Le français à luniversité

Application de l’approche neurolinguistique en milieu exolingue

Inès Ricordel

Texte intégral

1Dans un souci constant d’améliorer l’apprentissage de la langue vivante, le département de français de l’Université Normale de Chine du Sud (UNCS) a décidé d’enseigner le français langue étrangère selon la méthode ANL (approche neurolinguistique) de Joan Netten (Memorial University of Newfoundland, Canada) et de Claude Germain (Université du Québec à Montréal), mieux connue au Canada sous le nom de « français intensif ». Le département de français de l’UNCS est le premier à mettre en place cette méthode appliquée depuis 1998 dans des établissements canadiens auprès d’un public jeune (à partir de 10 ans). Depuis février 2011, l’équipe de français expérimente l’ANL avec des étudiants grands débutants. Depuis, une deuxième classe reçoit le même type d’enseignement fondé sur l’habileté à communiquer, et non pas sur un savoir explicite de la langue. Chacun accepte et applique cette méthode pourtant à contre-courant de l’enseignement habituel des langues en Chine. Deux professeurs relais canalisent les questions ou les problèmes rencontrés et servent de lien entre l’équipe et Claude Germain. De plus, ce duo observe et supervise l’enseignement de l’équipe. Ce dispositif efficace permet à tous de progresser avec l’ANL, malgré un examen de type grammaire-lexique-compréhension et expression écrites de niveau national ayant lieu à la fin du quatrième semestre (soit à la fin de la deuxième année). Afin de comprendre comment l’ANL est enseignée dans un cadre universitaire auprès d’un public adulte chinois, un descriptif permettra de mieux saisir son application.

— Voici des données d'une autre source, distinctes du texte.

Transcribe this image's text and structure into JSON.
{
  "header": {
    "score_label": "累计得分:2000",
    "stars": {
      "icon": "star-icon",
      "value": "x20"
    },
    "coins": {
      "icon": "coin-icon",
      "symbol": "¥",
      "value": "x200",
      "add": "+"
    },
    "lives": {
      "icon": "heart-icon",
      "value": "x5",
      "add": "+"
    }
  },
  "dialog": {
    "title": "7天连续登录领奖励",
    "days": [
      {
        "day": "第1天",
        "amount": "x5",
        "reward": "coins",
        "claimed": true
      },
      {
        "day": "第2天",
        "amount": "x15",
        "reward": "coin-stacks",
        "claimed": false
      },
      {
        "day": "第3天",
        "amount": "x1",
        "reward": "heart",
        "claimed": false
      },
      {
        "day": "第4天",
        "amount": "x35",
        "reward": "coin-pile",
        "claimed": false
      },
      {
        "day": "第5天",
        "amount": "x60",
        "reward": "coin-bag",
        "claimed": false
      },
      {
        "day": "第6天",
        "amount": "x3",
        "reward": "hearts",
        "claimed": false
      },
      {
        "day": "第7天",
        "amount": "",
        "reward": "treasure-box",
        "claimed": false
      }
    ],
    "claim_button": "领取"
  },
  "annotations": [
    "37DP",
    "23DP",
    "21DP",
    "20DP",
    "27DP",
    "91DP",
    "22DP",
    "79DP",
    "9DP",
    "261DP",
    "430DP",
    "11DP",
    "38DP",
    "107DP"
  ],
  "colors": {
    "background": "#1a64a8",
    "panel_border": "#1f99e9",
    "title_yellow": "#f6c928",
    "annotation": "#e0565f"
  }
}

2Ce choix de transmettre la langue selon les principes de l’approche neurolinguistique n’est pas évident dans le cadre de l’enseignement d’une langue étrangère en Chine. En effet, le fondement de l’ANL est d’envisager la langue comme un moyen de communiquer spontanément des informations authentiques, ce qui requiert des habiletés, et cela va parfois à l’encontre d’un environnement qui laisse trop souvent la place aux savoirs centrés sur la langue, d’ordres grammatical, lexical et lié à la traduction. Ce choix pose la question de savoir dans quel cadre et comment est enseignée l’ANL.

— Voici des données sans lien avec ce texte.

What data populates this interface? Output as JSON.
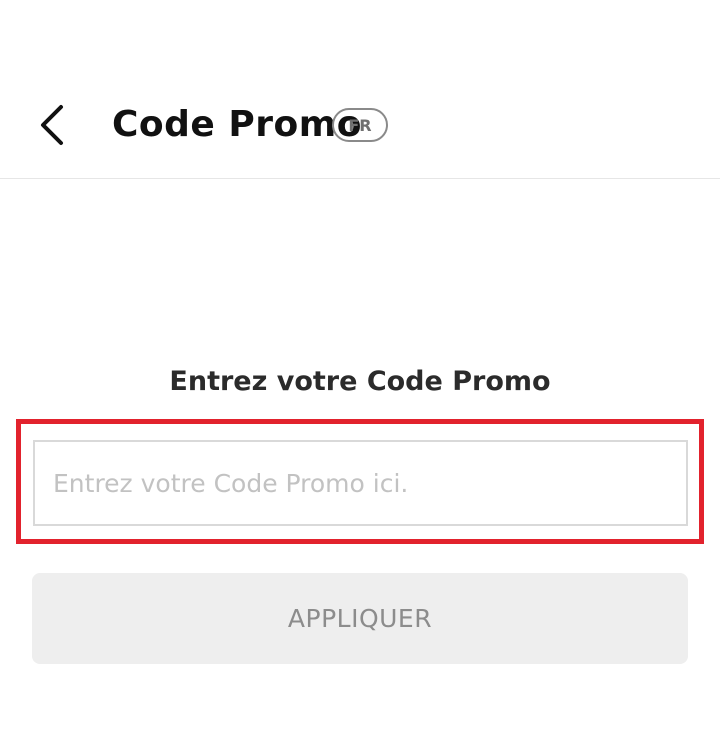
{
  "header": {
    "title": "Code Promo",
    "language_badge": "FR",
    "back_icon": "chevron-left-icon"
  },
  "form": {
    "prompt": "Entrez votre Code Promo",
    "input_placeholder": "Entrez votre Code Promo ici.",
    "input_value": "",
    "apply_label": "APPLIQUER"
  },
  "colors": {
    "highlight": "#e2222d",
    "button_bg": "#eeeeee",
    "button_text": "#8c8c8c",
    "placeholder": "#c2c2c2"
  }
}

3L’approche est appliquée depuis février 2011 à une classe de trente et un étudiants en cours d’apprentissage du français, c’est-à-dire que ceux-ci ont bénéficié de cette méthode à partir du deuxième semestre du processus d’acquisition. À la rentrée universitaire suivante, la méthode a également été appliquée à une classe de grands débutants de trente apprenants. Le volume horaire est d’approximativement douze heures de français par semaine pendant seize semaines pour un semestre, sur un total de quatre semestres.

4Partant du principe que l’étudiant ne peut pas deviner la langue, l’enseignant propose tout d’abord un modèle à l’apprenant, qui se l’approprie afin de partager son vécu dans la langue cible.
— Professeur : « J’habite à Guangzhou. Et toi, où habites-tu ? »
— Étudiant 1 : « J’habite à Guangzhou aussi. »

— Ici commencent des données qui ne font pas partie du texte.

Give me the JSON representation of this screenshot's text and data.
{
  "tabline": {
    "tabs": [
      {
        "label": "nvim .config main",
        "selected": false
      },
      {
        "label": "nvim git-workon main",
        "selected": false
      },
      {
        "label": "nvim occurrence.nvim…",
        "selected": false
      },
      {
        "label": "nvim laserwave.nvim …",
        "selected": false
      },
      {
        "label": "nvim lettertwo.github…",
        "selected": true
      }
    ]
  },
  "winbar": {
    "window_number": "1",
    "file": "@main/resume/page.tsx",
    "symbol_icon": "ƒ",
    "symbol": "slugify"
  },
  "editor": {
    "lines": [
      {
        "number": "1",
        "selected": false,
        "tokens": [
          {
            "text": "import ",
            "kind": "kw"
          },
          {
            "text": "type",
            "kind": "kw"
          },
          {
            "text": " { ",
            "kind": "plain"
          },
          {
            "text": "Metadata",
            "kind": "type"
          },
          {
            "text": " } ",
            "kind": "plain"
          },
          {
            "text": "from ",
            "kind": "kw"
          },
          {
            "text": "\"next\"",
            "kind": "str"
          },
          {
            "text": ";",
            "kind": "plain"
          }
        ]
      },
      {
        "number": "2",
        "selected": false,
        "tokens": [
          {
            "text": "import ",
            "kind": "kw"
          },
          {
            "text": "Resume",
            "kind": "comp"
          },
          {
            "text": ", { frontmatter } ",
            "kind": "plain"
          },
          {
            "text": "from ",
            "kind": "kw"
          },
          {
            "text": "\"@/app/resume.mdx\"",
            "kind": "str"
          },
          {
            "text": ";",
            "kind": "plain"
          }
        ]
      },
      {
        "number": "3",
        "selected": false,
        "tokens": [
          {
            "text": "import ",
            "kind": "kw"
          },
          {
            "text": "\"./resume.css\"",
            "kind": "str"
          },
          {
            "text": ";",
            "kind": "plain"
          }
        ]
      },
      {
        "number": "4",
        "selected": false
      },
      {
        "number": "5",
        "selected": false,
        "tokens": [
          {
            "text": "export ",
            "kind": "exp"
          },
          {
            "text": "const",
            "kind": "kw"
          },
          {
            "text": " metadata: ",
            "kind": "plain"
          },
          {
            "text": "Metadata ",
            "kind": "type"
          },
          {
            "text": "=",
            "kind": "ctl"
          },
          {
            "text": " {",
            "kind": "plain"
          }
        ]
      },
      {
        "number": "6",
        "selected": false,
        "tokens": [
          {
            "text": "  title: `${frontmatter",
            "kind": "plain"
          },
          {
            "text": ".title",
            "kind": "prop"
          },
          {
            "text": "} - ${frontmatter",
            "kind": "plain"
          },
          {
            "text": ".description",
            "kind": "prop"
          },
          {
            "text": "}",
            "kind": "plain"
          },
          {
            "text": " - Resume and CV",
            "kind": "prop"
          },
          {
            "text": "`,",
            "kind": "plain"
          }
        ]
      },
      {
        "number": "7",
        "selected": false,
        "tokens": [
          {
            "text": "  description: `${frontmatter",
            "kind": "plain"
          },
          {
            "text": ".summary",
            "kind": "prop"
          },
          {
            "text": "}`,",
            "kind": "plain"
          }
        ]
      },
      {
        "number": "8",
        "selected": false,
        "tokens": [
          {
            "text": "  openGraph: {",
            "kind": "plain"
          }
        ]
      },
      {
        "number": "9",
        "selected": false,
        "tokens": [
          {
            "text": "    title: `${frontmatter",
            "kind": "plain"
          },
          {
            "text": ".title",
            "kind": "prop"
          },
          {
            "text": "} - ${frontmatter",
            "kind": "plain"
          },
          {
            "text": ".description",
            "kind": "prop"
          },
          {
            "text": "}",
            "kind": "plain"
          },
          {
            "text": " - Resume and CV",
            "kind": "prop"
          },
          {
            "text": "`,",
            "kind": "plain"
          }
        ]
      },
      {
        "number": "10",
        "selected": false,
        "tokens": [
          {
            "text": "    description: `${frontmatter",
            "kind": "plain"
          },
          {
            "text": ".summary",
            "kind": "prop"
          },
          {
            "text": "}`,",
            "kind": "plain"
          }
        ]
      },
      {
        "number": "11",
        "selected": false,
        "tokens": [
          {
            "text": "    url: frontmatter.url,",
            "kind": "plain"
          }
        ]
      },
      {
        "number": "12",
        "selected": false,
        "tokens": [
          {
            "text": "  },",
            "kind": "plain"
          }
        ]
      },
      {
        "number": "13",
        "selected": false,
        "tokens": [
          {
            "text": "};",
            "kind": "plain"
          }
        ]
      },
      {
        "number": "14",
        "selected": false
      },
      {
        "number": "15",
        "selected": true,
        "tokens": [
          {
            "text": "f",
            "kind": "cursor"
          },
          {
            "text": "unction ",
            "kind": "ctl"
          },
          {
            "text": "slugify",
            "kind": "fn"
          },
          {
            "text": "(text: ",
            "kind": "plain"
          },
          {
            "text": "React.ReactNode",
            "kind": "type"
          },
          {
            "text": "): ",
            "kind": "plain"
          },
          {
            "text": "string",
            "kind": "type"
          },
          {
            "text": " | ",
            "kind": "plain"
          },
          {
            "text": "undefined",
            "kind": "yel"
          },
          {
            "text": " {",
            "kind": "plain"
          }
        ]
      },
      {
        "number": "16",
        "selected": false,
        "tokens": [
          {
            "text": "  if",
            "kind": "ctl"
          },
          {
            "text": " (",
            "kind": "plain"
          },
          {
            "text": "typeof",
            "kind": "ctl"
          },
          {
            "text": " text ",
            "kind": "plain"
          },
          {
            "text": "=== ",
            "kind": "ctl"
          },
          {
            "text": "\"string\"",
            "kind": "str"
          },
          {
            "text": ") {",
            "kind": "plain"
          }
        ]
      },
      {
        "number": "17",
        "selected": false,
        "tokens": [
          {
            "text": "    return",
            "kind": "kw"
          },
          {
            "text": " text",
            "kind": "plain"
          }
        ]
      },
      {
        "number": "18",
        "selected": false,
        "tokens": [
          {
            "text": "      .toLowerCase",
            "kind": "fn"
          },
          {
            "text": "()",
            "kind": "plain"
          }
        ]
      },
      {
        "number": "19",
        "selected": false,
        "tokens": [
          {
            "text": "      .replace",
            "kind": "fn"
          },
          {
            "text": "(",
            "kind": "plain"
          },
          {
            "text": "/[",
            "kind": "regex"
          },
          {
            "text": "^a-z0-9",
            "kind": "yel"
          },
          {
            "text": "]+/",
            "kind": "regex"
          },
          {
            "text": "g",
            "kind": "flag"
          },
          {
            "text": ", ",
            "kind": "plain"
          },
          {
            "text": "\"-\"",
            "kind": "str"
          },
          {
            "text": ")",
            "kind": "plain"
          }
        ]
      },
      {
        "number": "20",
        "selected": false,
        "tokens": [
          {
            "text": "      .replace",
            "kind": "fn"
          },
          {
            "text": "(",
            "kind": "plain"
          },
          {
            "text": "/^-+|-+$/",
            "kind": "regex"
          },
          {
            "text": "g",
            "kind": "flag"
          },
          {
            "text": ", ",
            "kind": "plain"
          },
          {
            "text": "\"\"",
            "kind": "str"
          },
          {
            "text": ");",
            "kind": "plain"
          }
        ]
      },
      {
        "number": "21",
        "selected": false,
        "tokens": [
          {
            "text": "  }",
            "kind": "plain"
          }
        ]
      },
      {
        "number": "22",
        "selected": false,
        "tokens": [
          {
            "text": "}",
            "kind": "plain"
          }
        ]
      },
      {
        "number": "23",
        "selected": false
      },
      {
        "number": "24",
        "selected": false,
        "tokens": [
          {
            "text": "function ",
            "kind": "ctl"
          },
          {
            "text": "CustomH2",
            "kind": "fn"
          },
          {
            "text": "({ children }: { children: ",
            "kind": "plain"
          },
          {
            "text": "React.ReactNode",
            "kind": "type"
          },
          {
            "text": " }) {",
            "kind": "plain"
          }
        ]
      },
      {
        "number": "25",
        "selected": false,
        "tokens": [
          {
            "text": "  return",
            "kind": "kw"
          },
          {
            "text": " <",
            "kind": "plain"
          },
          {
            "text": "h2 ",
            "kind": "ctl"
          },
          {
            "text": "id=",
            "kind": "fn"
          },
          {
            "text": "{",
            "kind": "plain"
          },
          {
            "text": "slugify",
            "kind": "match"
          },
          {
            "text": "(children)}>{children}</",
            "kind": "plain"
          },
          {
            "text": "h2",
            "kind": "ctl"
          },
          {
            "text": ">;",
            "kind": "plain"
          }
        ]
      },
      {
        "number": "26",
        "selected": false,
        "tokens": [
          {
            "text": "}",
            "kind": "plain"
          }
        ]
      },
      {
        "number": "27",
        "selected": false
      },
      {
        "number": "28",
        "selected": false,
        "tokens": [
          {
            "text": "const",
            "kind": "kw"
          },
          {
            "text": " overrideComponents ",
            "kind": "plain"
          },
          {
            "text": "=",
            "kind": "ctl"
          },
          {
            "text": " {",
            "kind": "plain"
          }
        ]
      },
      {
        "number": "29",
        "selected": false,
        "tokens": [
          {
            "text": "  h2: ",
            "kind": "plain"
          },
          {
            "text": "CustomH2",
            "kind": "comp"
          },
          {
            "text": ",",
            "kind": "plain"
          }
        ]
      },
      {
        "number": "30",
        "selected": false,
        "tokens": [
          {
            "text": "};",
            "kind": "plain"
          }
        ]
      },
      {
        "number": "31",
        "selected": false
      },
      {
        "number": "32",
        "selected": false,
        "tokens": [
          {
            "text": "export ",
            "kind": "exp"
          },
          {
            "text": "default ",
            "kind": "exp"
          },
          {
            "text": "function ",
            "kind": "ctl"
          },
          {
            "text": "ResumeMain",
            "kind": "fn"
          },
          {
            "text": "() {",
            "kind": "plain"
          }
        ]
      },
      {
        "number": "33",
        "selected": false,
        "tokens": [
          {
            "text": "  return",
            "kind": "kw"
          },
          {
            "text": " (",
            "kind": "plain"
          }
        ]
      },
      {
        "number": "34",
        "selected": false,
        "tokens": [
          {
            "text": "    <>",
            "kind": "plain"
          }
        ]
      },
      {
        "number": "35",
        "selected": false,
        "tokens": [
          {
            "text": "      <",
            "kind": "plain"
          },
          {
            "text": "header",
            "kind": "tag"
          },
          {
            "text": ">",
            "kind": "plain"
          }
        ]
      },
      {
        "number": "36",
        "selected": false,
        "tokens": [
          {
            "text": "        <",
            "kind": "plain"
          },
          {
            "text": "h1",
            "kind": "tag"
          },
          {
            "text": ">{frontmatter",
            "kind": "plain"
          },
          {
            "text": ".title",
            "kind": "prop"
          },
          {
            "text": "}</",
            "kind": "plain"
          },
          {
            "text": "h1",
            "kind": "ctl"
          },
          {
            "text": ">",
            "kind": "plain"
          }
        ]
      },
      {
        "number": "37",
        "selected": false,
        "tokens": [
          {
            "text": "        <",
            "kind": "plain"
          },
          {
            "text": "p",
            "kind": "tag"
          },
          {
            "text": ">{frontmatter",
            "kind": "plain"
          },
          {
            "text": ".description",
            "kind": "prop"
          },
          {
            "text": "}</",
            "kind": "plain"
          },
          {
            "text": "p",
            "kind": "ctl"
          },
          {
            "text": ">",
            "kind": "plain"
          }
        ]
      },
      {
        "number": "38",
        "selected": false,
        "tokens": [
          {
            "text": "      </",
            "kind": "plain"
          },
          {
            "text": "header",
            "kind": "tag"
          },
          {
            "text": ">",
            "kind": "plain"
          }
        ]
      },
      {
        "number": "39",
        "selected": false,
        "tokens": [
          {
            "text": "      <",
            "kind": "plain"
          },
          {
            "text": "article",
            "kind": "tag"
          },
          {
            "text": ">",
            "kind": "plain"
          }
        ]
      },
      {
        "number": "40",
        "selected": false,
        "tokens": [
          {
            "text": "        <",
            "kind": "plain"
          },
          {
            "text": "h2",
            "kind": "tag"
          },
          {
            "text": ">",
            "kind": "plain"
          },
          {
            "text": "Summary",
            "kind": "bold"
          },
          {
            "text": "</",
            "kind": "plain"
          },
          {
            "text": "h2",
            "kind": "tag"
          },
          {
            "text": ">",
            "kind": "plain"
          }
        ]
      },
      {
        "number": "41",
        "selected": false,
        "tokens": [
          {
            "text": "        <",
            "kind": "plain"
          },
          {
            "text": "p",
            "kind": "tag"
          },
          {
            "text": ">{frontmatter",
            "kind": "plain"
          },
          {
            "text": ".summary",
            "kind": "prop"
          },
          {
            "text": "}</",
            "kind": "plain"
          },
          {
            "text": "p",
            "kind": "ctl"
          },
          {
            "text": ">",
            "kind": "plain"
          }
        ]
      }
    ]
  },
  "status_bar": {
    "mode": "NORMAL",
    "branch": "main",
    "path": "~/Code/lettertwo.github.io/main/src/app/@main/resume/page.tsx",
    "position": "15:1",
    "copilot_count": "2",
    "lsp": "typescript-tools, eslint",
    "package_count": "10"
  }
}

5Le professeur fera attention à ne pas poser une question fermée, afin que l’étudiant emploie la structure modèle tout en l’ajustant à sa réalité. L’étape de modélisation n’est pas un exercice de répétition, mais un moment de communication. L’ANL est une approche axée sur la littératie : « Par littératie, tant en L1 qu’en L2, nous entendons la capacité d‘utiliser la langue et les images pour communiquer, c’est-à-dire pour comprendre, parler, lire et écrire. Donc, pour interagir avec les gens, pour comprendre le monde et, en définitive, pour donner du sens au monde. À un niveau plus avancé, pour développer la pensée critique » (Germain et Netten, REFLEXIONS).

6Suit une phase de lecture, qui sera au préalable contextualisée à l’oral, par le professeur. Cette phase de prélecture porte sur la même thématique que ce qui a été préalablement appris et utilisé à l’oral lors de la modélisation. Lors de la lecture, personne ne doit éprouver de blocage dû au sens des mots. La phase de contextualisation permettra de s’attacher au sens plutôt qu’à une obscure forme lexicale ou grammaticale qu’il faudrait résoudre par des savoirs. Et enfin, une phase d’écriture permettra à l’apprenant de rédiger son propre texte à partir d’un modèle élaboré collectivement et écrit au tableau. Avant de se lancer dans la rédaction de son article, enseignant et apprenant feront ressurgir à l’oral les modèles transmis. Puis, le premier incitera le second à organiser ses idées en un essai structuré et cohérent.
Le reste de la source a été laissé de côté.